As reported in The Columbia News 24 years ago on Feb. 15, 1978
Board Approves New High School
The Columbia County Board of Education, at their regular meeting on Tuesday, Feb. 7, 1978 officially approved the final plans and specifications for the construction of the new Evans High School.
The estimated total construction of $6.5 million includes paving of parking areas, landscaping, construction of outside athletic facilities, equipment and furniture.
Associate Superintendent Don Thornhill states that the school is scheduled to go into operation at the beginning of the 1980-1981 school year. Mr. Thornhill further stated that the school is one of the best planned schools with input and involvement from the total school community. Principals, teachers, students and parents have had an opportunity for input into the development of not only the physical plans and specifications, but also the education specifications for the school.
Hearing Draws Crowd of One
Only one person showed up for the public hearing held in Appling last Thursday night. Sponsored by the CSRA Planning and Development Commission, the hearing was to determine the needs and problems of the county.
Columbia County Commission Chairman Lynn Norris said he knew about it, but was unable to attend.
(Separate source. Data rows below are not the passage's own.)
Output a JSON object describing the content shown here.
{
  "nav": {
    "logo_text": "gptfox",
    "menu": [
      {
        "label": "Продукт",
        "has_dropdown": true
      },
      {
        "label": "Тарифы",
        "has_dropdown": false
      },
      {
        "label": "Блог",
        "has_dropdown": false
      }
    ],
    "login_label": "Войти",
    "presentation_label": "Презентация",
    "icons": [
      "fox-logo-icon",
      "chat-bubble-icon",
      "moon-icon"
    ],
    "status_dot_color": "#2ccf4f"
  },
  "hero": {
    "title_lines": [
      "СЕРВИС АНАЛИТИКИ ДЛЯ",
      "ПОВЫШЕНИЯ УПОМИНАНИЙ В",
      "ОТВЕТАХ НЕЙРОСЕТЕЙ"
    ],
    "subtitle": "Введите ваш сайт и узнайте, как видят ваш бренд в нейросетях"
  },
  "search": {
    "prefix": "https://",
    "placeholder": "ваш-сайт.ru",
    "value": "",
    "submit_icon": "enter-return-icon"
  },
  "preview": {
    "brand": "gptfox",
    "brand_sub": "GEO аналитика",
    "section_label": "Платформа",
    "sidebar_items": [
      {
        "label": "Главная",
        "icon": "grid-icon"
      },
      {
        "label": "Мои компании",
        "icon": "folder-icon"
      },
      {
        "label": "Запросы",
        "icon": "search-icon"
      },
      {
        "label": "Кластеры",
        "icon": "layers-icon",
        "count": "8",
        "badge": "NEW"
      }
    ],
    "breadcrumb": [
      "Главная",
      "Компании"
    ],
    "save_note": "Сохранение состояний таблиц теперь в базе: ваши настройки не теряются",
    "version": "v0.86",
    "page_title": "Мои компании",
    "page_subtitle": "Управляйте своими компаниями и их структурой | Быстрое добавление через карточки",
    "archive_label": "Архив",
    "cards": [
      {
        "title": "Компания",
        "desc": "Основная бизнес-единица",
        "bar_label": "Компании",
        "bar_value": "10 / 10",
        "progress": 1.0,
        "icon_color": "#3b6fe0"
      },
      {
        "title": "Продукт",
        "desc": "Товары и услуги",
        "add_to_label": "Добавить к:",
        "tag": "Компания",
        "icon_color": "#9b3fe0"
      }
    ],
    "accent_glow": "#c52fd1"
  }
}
Les Wilkinson, chairman of the Martinez-Evans Citizens League, said that they didn't know about the hearing, or they would have been there.
The Columbia News advertised the public hearing on the front page of last week's issue.
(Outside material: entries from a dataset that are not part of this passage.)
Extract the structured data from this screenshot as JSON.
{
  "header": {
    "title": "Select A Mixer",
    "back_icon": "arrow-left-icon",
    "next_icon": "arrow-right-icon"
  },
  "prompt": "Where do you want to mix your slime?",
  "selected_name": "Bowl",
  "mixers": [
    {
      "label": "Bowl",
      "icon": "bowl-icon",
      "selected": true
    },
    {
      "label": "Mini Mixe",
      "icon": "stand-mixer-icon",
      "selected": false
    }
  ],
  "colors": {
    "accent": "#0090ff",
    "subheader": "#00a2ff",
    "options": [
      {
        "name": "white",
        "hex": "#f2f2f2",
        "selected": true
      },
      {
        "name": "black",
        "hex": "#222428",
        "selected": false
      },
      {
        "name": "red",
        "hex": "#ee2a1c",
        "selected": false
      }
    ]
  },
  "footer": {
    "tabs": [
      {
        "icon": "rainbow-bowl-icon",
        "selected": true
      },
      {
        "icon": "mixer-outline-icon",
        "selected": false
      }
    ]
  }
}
William Drew, the Planning Commission representative who handles Columbia County, said that the response in this county isn't necessarily unusual. Drew said another hearing will be held, but he did not indicate when.
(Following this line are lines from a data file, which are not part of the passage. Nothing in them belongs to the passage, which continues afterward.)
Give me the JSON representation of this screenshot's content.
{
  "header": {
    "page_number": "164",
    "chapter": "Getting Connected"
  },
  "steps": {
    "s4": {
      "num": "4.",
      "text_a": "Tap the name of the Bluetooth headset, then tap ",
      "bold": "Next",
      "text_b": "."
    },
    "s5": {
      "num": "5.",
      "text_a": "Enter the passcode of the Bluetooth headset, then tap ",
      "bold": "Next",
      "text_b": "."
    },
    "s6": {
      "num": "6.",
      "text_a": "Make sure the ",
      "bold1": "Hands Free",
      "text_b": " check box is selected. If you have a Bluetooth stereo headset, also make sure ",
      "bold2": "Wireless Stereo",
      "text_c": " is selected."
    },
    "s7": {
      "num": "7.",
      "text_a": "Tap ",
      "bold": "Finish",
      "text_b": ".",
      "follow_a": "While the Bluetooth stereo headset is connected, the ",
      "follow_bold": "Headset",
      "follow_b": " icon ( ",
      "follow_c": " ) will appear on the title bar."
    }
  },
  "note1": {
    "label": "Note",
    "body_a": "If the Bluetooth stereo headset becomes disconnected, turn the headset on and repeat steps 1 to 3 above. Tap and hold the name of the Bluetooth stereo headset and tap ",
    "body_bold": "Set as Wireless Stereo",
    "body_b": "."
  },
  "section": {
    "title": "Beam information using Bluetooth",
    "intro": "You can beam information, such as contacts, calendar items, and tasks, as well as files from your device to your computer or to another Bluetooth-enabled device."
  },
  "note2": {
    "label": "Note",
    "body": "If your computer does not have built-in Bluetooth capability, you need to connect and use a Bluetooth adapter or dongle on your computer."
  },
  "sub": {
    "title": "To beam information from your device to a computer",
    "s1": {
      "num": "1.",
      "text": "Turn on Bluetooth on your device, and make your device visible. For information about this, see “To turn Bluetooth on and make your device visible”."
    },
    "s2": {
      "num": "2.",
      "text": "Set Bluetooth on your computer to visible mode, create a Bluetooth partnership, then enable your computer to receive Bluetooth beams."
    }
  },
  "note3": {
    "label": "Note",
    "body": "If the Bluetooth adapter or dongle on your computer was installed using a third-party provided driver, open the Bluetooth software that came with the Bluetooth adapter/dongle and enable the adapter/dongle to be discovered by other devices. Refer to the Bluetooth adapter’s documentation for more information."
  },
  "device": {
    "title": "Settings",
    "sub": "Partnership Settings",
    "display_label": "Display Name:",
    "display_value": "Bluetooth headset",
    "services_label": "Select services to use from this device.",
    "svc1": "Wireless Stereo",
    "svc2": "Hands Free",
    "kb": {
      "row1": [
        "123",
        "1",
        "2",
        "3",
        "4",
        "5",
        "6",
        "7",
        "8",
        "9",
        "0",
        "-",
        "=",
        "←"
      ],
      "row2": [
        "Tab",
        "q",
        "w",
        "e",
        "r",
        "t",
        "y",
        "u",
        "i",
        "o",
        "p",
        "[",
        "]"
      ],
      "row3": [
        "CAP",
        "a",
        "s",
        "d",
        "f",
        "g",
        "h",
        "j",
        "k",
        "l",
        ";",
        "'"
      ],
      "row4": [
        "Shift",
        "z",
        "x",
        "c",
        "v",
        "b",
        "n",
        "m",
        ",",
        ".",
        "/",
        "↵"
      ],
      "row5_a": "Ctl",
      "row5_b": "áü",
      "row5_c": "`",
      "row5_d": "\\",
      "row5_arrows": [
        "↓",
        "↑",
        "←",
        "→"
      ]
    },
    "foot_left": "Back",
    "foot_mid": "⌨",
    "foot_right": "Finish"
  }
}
Norris Says County Doesn't Need Chairman
Columbia County Commission Chairman Lynn Norris said yesterday that the county doesn't need a chairman. "He has no authority at all," Norris said. "I have no control over anybody."
Norris continued that the chairman is elected by the people to attend to the daily business of the county "but everything that comes up, I have to get in touch with the commissioners," said Norris.
A study committee told Columbia County officials that they have three options concerning their county government: 1) a commission, in which each commissioner would have equal powers and responsibilities, 2) a chairman who would be an administrator, with power to oversee and manage all county operations, and 3) a county manager.
Currently, according to this study, Columbia County has none of these. No one has the responsibility for the day-to-day business. The department heads have no one to answer to. The state law that established the commission does not give the chairman the power to manage the county.